In any case, through a plot in which Dorfman himself appears as both narrator and character, the author of “Confidence” and “Apparitions” connects the memory of those years, of this time, with historical events that, however, always revolve, with the tools offered by fiction to a fact: Allende’s suicide. A suicide that many questioned and this Dorfman, at the request of one Joseph Hortha (a Dutch businessman with a socialist heart who needs to know what really happened to see if Allende can be part of his suicide museum, a somewhat demented installation in a living room of his house). try to clear it up.

In a journey that is a geographical journey but also a journey in time, a political but also sentimental journey, both men travel through Washington DC, New York, Santiago, Valparaíso and London as if they were two wild detectives behind an uncovered investigation for she. It constantly gets out of control. In any case, the search for the truth about Allende’s suicide is not in vain, because at the same time they share Confidentialities and secrets and they analyze the years of Allende’s reign, the political and international situation, his death, and he never stops coming to terms with his own past. A past full of guilt and trauma hidden in this story, which both of them struggle to make come true.

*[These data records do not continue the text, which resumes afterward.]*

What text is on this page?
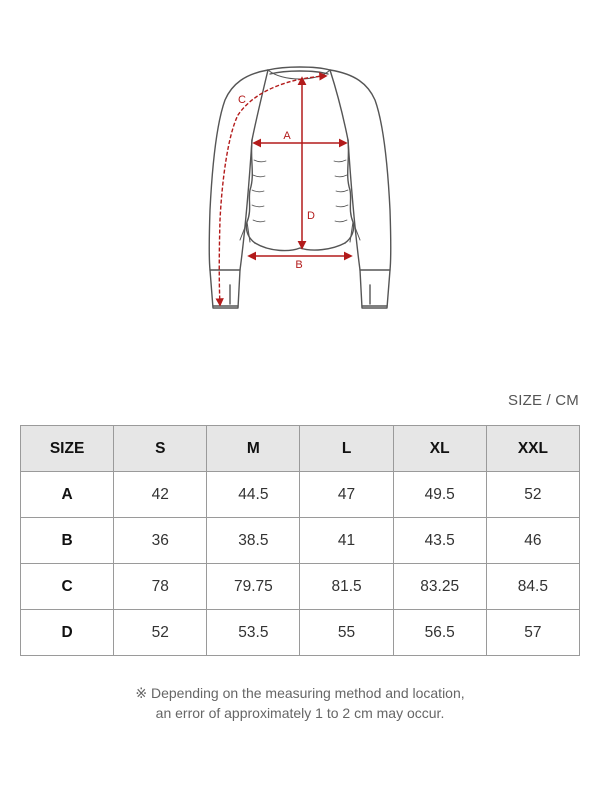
A
B
C
D
SIZE / CM
SIZE	S	M	L	XL	XXL
A	42	44.5	47	49.5	52
B	36	38.5	41	43.5	46
C	78	79.75	81.5	83.25	84.5
D	52	53.5	55	56.5	57
※ Depending on the measuring method and location,
an error of approximately 1 to 2 cm may occur.
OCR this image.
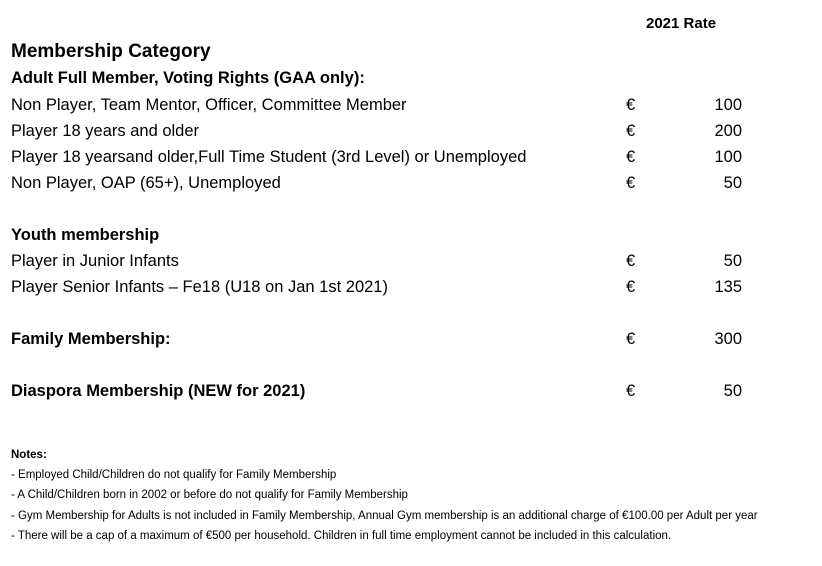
2021 Rate
Membership Category
Adult Full Member, Voting Rights (GAA only):
Non Player, Team Mentor, Officer, Committee Member	€	100
Player 18 years and older	€	200
Player 18 yearsand older,Full Time Student (3rd Level) or Unemployed	€	100
Non Player, OAP (65+), Unemployed	€	50
Youth membership
Player in Junior Infants	€	50
Player Senior Infants – Fe18 (U18 on Jan 1st 2021)	€	135
Family Membership:	€	300
Diaspora Membership (NEW for 2021)	€	50
Notes:
- Employed Child/Children do not qualify for Family Membership
- A Child/Children born in 2002 or before do not qualify for Family Membership
- Gym Membership for Adults is not included in Family Membership, Annual Gym membership is an additional charge of €100.00 per Adult per year
- There will be a cap of a maximum of €500 per household. Children in full time employment cannot be included in this calculation.
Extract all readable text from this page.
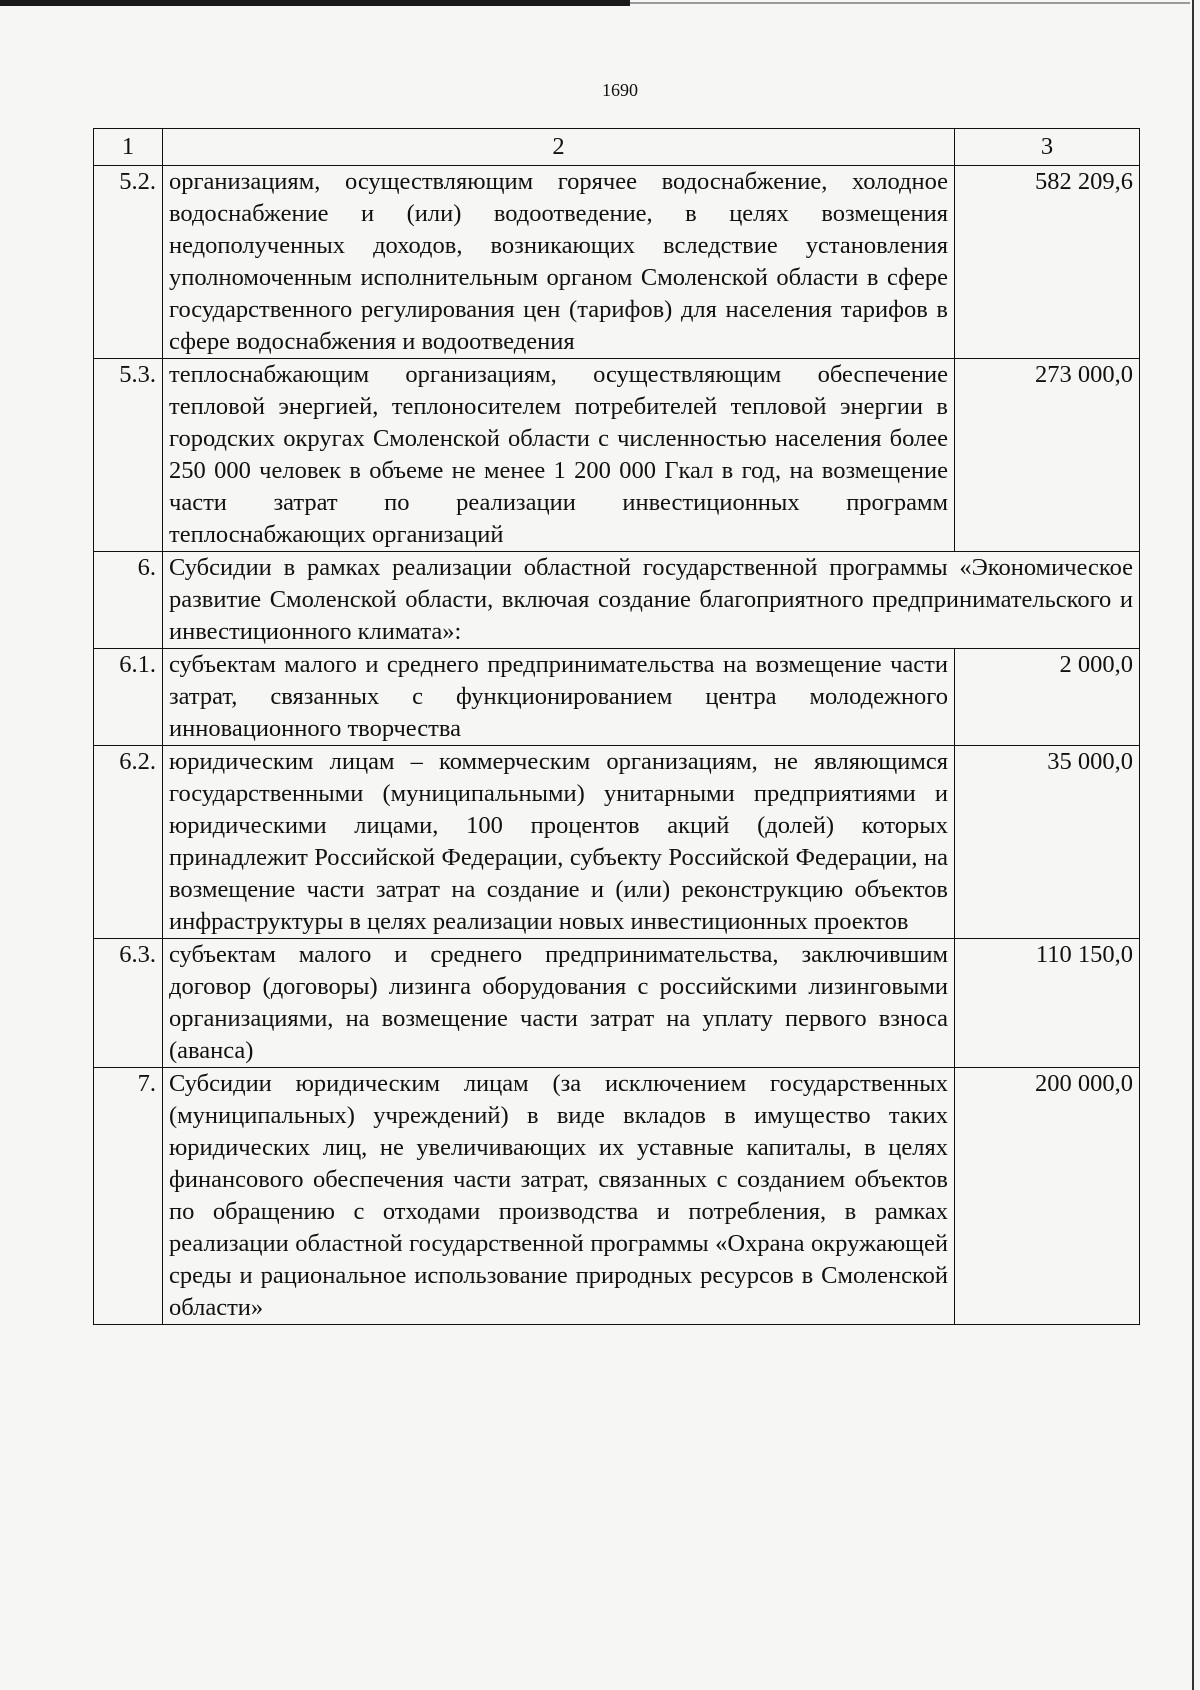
1690
1	2	3
5.2.	организациям, осуществляющим горячее водоснабжение, холодное водоснабжение и (или) водоотведение, в целях возмещения недополученных доходов, возникающих вследствие установления уполномоченным исполнительным органом Смоленской области в сфере государственного регулирования цен (тарифов) для населения тарифов в сфере водоснабжения и водоотведения	582 209,6
5.3.	теплоснабжающим организациям, осуществляющим обеспечение тепловой энергией, теплоносителем потребителей тепловой энергии в городских округах Смоленской области с численностью населения более 250 000 человек в объеме не менее 1 200 000 Гкал в год, на возмещение части затрат по реализации инвестиционных программ теплоснабжающих организаций	273 000,0
6.	Субсидии в рамках реализации областной государственной программы «Экономическое развитие Смоленской области, включая создание благоприятного предпринимательского и инвестиционного климата»:	
6.1.	субъектам малого и среднего предпринимательства на возмещение части затрат, связанных с функционированием центра молодежного инновационного творчества	2 000,0
6.2.	юридическим лицам – коммерческим организациям, не являющимся государственными (муниципальными) унитарными предприятиями и юридическими лицами, 100 процентов акций (долей) которых принадлежит Российской Федерации, субъекту Российской Федерации, на возмещение части затрат на создание и (или) реконструкцию объектов инфраструктуры в целях реализации новых инвестиционных проектов	35 000,0
6.3.	субъектам малого и среднего предпринимательства, заключившим договор (договоры) лизинга оборудования с российскими лизинговыми организациями, на возмещение части затрат на уплату первого взноса (аванса)	110 150,0
7.	Субсидии юридическим лицам (за исключением государственных (муниципальных) учреждений) в виде вкладов в имущество таких юридических лиц, не увеличивающих их уставные капиталы, в целях финансового обеспечения части затрат, связанных с созданием объектов по обращению с отходами производства и потребления, в рамках реализации областной государственной программы «Охрана окружающей среды и рациональное использование природных ресурсов в Смоленской области»	200 000,0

Beyond everything, history cannot stop and, as every year on September 11th, returns once again to La Moneda Palace, where Salvador Allende, besieged by bombings and tanks, resisted until the last moment and ended his life with a shot in the head his myth was born. A myth that, fifty years later, neither forgetting nor bombs could bury. Perhaps because, as Mario Alonso points out, Salvador Allende’s concerns and values ​​are not only still valid. They are also indestructible.